I sit there at his table and he looks at me with a great big smile. “This was nice,” he said and it was that night that I put it all together. I lay in my bed, small bed compared to his, but I found no regret. I found that if I learned anything from the rich man, I learned that life was rich, rich as chocolate fudge or spaghetti. I found out that the richness of life was not found in materials, as much as I wanted materials, I found that life is real.

Then I turned to Mark who looked confused. “What does it mean?”

“While I don’t want to tell, I’d rather you tell me, but maybe there’s a misgiving in my story telling ability,” I say and sit back now relaxed after recalling the past to whom I think could be a good friend.

“No, I just need to know what you mean,” Mark says.

“In my time with him, he became who was like a father to me. He taught me apart from whom my biological father was, I loved that man, but the rich man was far above who I was born from. The rich man…”
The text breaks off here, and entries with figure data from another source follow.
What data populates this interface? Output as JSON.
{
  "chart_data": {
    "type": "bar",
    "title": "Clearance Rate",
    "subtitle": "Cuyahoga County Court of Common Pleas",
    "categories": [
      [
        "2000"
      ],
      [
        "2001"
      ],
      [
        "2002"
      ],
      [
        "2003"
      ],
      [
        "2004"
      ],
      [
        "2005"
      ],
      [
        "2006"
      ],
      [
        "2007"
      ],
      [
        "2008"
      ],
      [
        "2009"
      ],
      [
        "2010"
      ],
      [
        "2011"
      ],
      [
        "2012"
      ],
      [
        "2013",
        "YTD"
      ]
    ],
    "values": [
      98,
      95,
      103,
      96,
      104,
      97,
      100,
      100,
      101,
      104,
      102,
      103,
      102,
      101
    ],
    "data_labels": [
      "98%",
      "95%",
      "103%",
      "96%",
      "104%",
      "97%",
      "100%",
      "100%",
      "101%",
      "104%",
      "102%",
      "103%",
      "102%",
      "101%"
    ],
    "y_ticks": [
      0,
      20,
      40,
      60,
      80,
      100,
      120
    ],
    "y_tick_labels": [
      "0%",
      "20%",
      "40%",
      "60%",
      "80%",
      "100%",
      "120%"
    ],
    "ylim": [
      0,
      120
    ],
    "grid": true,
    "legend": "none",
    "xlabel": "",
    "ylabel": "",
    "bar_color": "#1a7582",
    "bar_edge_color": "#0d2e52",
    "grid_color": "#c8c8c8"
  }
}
“Let me teach you something. Where you come from should be cherished and thought of,” Mark says staring straight ahead.

And in my silence, I thought that maybe this new friend is saying something that I need to hear. If I’ve learned good things in my life, I just learned from him.

“Thank you for that,” I say finding myself teary eyed. “Being CEO came from the rich man that led me to a pounding in my head at three thirty a.m. But, I’d never be here without my biological dad,” I say thanking Mark.

“Oh, I thought that might be the case,” Mark says and I laugh.